Tuesday, September 29, 2009

The Kept Woman

Author: Susan Donovan

Samantha Monroe is tired of her life. The fiery red-head was once an artist, but she set that all aside to help support her husband and raise their kids. Unfortunately, 10 years down the road, her husband impregnates her, tells her he's discovered that he's gay and wants a divorce, then proceeds to disappear without a trace. She is now the divorced mother of three trying to make it on a hairdresser's salary. She's got two young teens who are always bickering and a precocious toddler who refuses to be potty trained, which causes no end of trouble in the childcare department. If she could just track down her deadbeat ex and collect the over $50,000 he owes her in back child support, things would be looking up, but after three years she's losing hope that she'll ever see a cent.
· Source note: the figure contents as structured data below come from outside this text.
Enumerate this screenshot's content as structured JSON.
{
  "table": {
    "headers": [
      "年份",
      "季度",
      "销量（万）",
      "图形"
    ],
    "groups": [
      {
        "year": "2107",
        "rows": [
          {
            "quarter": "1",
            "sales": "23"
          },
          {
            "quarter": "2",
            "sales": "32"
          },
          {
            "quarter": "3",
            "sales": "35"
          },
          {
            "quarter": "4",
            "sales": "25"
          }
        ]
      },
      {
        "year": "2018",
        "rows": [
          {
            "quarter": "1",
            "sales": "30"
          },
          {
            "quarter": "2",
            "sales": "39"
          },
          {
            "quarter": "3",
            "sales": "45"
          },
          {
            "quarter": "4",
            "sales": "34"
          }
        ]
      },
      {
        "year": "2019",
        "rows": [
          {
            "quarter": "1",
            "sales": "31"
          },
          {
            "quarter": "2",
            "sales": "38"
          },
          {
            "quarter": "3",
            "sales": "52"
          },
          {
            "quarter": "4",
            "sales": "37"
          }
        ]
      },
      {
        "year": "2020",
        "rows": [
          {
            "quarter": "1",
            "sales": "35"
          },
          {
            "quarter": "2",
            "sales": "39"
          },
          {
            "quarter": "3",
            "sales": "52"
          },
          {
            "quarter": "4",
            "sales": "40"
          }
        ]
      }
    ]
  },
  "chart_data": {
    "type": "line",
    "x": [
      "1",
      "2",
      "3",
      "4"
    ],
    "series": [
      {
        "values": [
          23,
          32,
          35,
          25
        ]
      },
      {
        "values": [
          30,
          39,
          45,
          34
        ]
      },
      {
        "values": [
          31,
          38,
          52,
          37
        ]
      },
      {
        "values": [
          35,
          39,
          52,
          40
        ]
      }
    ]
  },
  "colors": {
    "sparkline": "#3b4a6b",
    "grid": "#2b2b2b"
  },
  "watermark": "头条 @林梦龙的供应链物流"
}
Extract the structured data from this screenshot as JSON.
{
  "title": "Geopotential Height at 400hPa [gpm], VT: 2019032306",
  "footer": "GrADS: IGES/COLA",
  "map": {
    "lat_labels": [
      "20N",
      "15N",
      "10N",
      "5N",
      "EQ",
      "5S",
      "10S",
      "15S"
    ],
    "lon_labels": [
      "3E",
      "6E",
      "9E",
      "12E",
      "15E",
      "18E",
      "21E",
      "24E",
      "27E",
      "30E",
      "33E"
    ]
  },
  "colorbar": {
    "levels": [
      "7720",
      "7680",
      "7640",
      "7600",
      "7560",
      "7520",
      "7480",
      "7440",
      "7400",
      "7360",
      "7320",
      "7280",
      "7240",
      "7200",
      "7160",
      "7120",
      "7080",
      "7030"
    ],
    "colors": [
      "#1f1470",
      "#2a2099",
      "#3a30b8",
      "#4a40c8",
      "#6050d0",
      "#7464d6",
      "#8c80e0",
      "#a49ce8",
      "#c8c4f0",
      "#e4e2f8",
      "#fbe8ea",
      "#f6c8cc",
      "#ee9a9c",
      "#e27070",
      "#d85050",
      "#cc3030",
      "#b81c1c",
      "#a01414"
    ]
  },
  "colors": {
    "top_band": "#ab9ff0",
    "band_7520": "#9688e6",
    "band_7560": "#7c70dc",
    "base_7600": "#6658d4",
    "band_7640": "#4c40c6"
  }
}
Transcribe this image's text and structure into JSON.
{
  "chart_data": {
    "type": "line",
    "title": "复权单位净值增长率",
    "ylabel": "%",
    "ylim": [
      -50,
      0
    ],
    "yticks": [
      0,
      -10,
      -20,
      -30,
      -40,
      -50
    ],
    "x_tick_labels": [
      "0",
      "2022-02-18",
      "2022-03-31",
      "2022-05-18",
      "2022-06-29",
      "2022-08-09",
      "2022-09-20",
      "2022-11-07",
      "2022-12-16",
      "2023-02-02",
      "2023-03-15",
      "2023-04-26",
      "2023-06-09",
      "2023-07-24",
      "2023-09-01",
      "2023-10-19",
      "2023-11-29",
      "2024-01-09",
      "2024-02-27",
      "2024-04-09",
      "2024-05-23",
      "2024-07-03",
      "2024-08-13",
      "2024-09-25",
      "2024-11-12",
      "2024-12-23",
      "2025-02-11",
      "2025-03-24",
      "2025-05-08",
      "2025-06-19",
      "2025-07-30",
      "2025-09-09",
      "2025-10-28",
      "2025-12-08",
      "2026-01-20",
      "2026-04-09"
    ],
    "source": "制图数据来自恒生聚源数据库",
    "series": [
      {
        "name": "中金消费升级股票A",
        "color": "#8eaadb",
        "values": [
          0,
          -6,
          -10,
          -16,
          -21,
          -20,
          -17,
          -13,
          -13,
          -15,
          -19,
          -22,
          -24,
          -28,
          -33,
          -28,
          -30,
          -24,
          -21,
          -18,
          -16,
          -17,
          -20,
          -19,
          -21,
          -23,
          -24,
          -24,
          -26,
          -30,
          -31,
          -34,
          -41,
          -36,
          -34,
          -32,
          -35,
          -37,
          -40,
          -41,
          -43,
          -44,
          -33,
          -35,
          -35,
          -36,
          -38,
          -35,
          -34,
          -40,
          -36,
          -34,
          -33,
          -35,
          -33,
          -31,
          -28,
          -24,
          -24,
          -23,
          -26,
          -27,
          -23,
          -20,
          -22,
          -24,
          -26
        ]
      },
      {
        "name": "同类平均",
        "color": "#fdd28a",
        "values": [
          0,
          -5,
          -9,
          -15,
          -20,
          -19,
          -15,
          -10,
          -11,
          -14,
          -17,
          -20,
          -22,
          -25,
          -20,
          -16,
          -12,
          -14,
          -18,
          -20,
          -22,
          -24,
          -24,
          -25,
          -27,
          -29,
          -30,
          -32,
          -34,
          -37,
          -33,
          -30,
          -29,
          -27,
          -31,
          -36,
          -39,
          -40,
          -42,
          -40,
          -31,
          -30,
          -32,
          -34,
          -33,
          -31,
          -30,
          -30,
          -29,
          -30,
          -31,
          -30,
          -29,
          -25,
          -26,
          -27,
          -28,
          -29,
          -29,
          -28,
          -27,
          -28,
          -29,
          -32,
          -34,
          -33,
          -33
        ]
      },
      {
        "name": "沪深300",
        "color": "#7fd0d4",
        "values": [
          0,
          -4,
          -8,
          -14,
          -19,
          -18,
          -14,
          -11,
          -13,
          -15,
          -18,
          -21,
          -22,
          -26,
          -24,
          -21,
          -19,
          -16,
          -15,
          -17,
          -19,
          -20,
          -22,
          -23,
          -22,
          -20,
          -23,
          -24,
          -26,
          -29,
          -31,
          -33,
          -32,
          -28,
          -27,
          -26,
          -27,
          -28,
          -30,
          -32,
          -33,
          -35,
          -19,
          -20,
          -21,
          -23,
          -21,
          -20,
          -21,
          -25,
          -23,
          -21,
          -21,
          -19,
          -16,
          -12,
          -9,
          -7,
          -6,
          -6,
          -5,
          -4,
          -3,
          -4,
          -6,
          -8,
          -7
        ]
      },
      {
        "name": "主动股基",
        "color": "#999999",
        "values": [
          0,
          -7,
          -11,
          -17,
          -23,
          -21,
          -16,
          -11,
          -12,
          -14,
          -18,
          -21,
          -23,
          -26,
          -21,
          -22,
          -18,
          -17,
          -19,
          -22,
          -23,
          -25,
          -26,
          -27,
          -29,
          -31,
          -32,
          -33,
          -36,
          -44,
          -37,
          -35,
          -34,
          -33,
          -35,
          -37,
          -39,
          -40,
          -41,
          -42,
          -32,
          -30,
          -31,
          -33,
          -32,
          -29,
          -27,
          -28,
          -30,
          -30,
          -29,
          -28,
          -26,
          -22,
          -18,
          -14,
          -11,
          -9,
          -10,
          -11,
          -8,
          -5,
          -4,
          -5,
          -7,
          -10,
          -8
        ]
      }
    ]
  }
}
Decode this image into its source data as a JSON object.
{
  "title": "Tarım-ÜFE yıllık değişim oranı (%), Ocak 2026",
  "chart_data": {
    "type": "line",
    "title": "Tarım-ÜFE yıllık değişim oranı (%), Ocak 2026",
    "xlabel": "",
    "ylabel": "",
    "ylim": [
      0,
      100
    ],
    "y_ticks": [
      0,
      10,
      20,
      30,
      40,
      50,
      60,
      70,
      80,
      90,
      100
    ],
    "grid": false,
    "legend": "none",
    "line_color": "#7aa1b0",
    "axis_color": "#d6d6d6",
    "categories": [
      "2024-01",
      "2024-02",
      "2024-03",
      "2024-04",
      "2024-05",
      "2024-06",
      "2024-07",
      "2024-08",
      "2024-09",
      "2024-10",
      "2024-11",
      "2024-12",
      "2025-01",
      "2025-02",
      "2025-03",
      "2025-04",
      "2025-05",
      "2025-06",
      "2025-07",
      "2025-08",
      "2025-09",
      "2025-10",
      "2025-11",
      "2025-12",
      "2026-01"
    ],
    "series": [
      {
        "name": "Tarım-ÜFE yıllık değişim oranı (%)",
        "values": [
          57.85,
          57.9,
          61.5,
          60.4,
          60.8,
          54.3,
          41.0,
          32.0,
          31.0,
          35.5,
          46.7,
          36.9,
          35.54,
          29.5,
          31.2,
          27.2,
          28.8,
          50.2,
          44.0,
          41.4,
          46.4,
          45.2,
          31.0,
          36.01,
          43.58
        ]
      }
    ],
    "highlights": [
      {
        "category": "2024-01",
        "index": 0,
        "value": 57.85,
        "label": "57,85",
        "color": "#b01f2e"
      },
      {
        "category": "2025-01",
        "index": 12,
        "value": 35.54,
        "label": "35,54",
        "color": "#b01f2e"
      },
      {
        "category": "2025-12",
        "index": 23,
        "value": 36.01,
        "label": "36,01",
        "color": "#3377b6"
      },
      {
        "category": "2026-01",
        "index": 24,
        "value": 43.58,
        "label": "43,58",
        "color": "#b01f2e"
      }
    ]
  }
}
When she muses tipsily to her friends on their monthly night out that being a kept woman might not be such a bad deal, she sparks an idea in Kara DeMarinis, long time client and friend of Samantha's who also happens to be a campaign manager who's congressional candidate, Jack Tolliver, has a serious image issue. Why not pay Samantha to pretend to be his fiance? She'll get to live in his fancy house for the duration, private school and college trust funds for her kids, and enough money to buy a house when the campaign is over. It's sounds insane to Samantha, but can she really afford to pass it up?

Jack Tolliver loves his playboy lifestyle and he's not the least bit ashamed of that. He can't get enough of beautiful women, especially red-heads, and has no intention of settling on just one. Due to an unfortunate moment that was caught on video, however, the whole world knows he's a shameless womanizer. As if that weren't bad enough, Christy Schoen, former lover and anchor for Capitol Update has got it in for him. What they say about a woman scorned definitely applies to Christy. She's made it her mission to expose every one of Jack's indiscretions and destroy his political career. Jack's cavalier attitude towards women does not sit well with female voters and family values groups. When the current senator for his state steps down unexpectedly, Jack realizes that this is likely his last chance to be elected. All he has to do is clean up his image, but when Karen DeMarinis suggests he "rent" a fiance, he's pretty skeptical. When he find out she has kids, he's totally against it, but in the end realizes that he has no choice if he's to have a hope in hell of getting elected. He's pretty sure this will all be a huge disaster, but he might be able to pull it off if he can play the doting family man and keep it in his pants until after the election. Then again, maybe he can talk a certain red-head into making their arrangement a little more ... personal.


The thing that most bugged me out of this whole crazy plot was Samantha's ex. He lives on the run because he doesn't have the money to pay child support. That's totally believable, but what gets me is that in all that time he hasn't tried to keep in any kind of contact with his kids. At first he gives the impression that he never even thinks of them. Then the phone calls, which alerts him that he may have been found, gets him to thinking about them and wanting to see them again. When he's told Sam's engaged, the man starts getting all crazy over the possibility of Jack adopting his kids. Most people don't adopt their step-kids, especially not when they're older, like Sam's were. Seems a bit irrational, but since he seems to be missing his kids and doesn't want them to become some other man's, it makes one think that he's realized that his kids are the most important thing in his life and that he may be sorry for what he's done. Then he turns around and blackmails Sam, takes money that was meant to be fore the kids, and tries to wreck things between Sam and Jack. The man's mind made more swings than a pendulum. The only time he seemed the least bit sympathetic was when he was playing Sam. Hated that character. HATED. The reason for Jack's womanizing was understandable, but really lame.